Now that many of our tutors are offering private group tutorials for subjects like maths, Spanish, German, physics, etc, how do they plan and organise them?
- Prepare a review of the previous tutorial
- Elaborate on the key concepts (elicit definitions, examples, create mind maps, etc.)
- Prepare a list of exercises (maths problems, vocabulary lists, conversation topics for conversation classes, etc.)
- Dedicate part of the class to teaching theory.
- Create a list of questions designed to test the students’ understanding of the topics covered.

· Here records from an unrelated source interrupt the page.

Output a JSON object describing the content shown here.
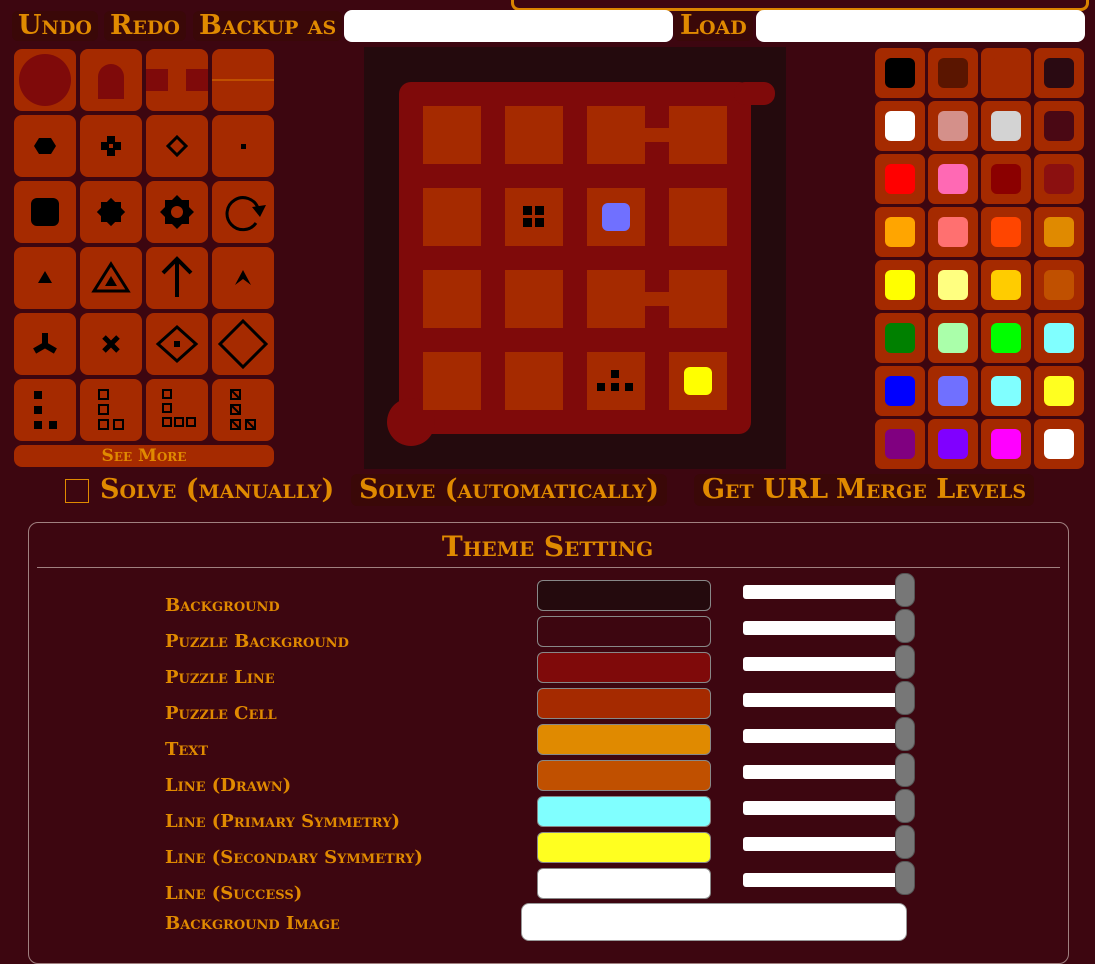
{
  "toolbar": {
    "undo": "Undo",
    "redo": "Redo",
    "backup_as": "Backup as",
    "backup_value": "",
    "load": "Load",
    "load_value": ""
  },
  "symbols": {
    "see_more": "See More",
    "items": [
      "circle-start-icon",
      "end-cap-icon",
      "gap-icon",
      "missing-line-icon",
      "hexagon-dot-icon",
      "cross-icon",
      "diamond-small-icon",
      "dot-small-icon",
      "square-icon",
      "star-icon",
      "gear-icon",
      "rotate-icon",
      "triangle-icon",
      "triangle-outline-icon",
      "arrow-up-icon",
      "chevron-up-icon",
      "tri-star-icon",
      "x-icon",
      "diamond-dot-icon",
      "diamond-large-icon",
      "polyomino-icon",
      "polyomino-outline-icon",
      "polyomino-outline-large-icon",
      "polyomino-negative-icon"
    ]
  },
  "palette": [
    "#000000",
    "#5a1500",
    "#a52a00",
    "#2a0a12",
    "#ffffff",
    "#d4908a",
    "#d3d3d3",
    "#4a0814",
    "#ff0000",
    "#ff69b4",
    "#8b0000",
    "#8b1010",
    "#ffa500",
    "#ff7070",
    "#ff4500",
    "#e08a00",
    "#ffff00",
    "#ffff80",
    "#ffcc00",
    "#c05000",
    "#008000",
    "#aaffaa",
    "#00ff00",
    "#80ffff",
    "#0000ff",
    "#7070ff",
    "#80ffff",
    "#ffff20",
    "#800080",
    "#8000ff",
    "#ff00ff",
    "#ffffff"
  ],
  "actions": {
    "solve_manually": "Solve (manually)",
    "solve_auto": "Solve (automatically)",
    "get_url": "Get URL",
    "merge_levels": "Merge Levels"
  },
  "theme": {
    "title": "Theme Setting",
    "rows": [
      {
        "label": "Background",
        "color": "#240a0d"
      },
      {
        "label": "Puzzle Background",
        "color": "#3d0610"
      },
      {
        "label": "Puzzle Line",
        "color": "#7f0a0a"
      },
      {
        "label": "Puzzle Cell",
        "color": "#a52a00"
      },
      {
        "label": "Text",
        "color": "#e08a00"
      },
      {
        "label": "Line (Drawn)",
        "color": "#c05000"
      },
      {
        "label": "Line (Primary Symmetry)",
        "color": "#80ffff"
      },
      {
        "label": "Line (Secondary Symmetry)",
        "color": "#ffff20"
      },
      {
        "label": "Line (Success)",
        "color": "#ffffff"
      }
    ],
    "background_image_label": "Background Image",
    "background_image_value": ""
  }
}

At the end of each session, tutors can bridge the gap to the next lesson and establish the topics that students will be covering in the next session. This is particularly useful for social sciences, humanities, and language classes. The tutor will also require materials such as tables, chairs, dictionaries (for languages), textbooks, a computer, a projector, etc. Their classroom should be clean, calm, well-lit, and the tutor should be well-presented. Finally, the class needs to be delivered in a clear and progressive way since most students are getting private tutorials because they’re struggling at school or failing exams. This means that you’ll need to get their attention, build up their confidence, and give them a thirst for learning. In order to do all this, you’ll have to put your heart and soul into your lessons. You need to engage them in discussion and show them that they’re capable of illustrating an idea and learning new concepts, etc. In a group class, especially with secondary school students, it’s important to regularly test the new skills they’re learning, let them learn from one another by working together and correcting one another, eliciting answers from one another, and getting the most out of learning with their peers. There are plenty of different teaching approaches available to tutors planning group classes, too.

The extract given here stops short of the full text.